Jonathan Church’s amazing programming of Chichester Festival Theatre and the adjoining Minerva is one of the wonders of British theatre, combining modern classics by Stoppard and Churchill (both of them transferring to the West End) with new plays by David Hare and Nicholas Wright ahead. The season will round off with a brand new production of Sondheim’s masterpiece Sweeney Todd with Imelda Staunton and Michael Ball, so next to all this weighty fare, who can begrudge the theatre’s summer crowd-pleaser being a damp but dazzling Singin’ in the Rain?
Screen to stage musicals have, across the last two or three decades, become a standard template, but this is a throwback in more ways than one, and can’t try to shake off its origins in the movies, either, since its entire story revolves around them as it deals with the transition between silent movies and the advent of the talkies.
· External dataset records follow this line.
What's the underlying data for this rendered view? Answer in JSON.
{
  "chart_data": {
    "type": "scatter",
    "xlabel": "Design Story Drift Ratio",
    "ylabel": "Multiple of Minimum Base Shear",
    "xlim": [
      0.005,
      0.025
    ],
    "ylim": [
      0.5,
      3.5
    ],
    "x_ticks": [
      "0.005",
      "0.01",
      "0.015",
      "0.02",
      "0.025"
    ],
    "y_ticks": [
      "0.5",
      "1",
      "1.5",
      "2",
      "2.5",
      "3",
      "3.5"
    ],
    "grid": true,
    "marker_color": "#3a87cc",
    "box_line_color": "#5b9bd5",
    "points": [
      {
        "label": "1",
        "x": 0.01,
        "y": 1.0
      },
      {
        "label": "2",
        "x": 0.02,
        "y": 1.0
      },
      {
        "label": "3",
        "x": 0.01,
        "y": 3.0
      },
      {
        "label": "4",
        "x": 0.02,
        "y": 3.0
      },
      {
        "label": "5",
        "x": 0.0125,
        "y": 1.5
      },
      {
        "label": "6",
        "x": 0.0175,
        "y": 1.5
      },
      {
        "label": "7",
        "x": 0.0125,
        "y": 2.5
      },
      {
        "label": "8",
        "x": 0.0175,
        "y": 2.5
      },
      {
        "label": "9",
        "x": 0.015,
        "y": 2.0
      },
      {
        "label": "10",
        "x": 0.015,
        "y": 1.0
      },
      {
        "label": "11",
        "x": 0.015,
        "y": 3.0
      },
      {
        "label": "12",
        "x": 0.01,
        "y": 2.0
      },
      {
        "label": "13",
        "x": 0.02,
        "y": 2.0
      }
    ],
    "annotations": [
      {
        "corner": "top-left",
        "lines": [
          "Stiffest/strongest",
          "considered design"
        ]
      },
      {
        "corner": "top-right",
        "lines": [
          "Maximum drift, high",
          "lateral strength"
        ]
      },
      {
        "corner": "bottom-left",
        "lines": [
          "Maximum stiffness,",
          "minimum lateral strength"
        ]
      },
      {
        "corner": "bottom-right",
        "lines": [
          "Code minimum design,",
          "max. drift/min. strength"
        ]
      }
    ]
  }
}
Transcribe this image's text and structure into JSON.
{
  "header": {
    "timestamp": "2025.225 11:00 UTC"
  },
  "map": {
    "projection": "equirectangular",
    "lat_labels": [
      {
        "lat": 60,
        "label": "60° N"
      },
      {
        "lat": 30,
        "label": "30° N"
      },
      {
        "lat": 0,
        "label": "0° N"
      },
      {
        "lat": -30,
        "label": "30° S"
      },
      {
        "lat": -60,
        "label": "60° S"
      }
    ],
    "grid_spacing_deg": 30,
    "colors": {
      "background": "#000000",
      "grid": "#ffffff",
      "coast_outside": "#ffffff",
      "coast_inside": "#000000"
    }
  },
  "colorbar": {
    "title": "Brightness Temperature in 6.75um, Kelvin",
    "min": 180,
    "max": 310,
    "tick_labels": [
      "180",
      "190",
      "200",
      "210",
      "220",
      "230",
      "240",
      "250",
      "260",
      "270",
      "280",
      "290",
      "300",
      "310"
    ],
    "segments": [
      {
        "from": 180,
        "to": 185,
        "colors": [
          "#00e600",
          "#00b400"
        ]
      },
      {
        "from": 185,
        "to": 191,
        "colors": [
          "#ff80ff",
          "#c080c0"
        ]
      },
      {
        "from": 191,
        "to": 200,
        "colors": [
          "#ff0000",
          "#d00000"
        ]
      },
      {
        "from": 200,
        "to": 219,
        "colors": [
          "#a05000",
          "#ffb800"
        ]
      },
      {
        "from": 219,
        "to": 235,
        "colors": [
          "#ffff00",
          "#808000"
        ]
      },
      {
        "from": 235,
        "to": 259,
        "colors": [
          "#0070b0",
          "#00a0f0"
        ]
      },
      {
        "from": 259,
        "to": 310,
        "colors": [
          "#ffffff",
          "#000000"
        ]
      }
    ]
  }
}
It also famously saw the West End beat Broadway to bring it to the stage of the London Palladium in 1983.
But if the original film remains unassailable, this production makes a splash in every sense and not just in the Act I finale, acquiring some heart and soul to match the spectacle. That triumph is equal parts casting and choreography. Blissfully recreating the sublime screen partnering of Gene Kelly and Donald O’Connor, classically trained ballet star Adam Cooper and the wittily elastic Daniel Crossley are perfection as silent movie star Don Lockwood and his buddy sidekick Cosmo, while Scarlett Strallen is sheer enchantment and Katherine Kingsley intentionally excruciating as the budding actress and the established star she has to vocally cover respectively.
But it is Andrew Wright’s choreography that is the biggest star of all, lending a perfect period sensibility to some niftily inventive and spectacular set pieces. The second act Gotta Sing, Gotta Dance ballet rivals Slaughter on Tenth Avenue from On Your Toes for narrative force, and nearly eclipses the famous title song in the utter joy it provides.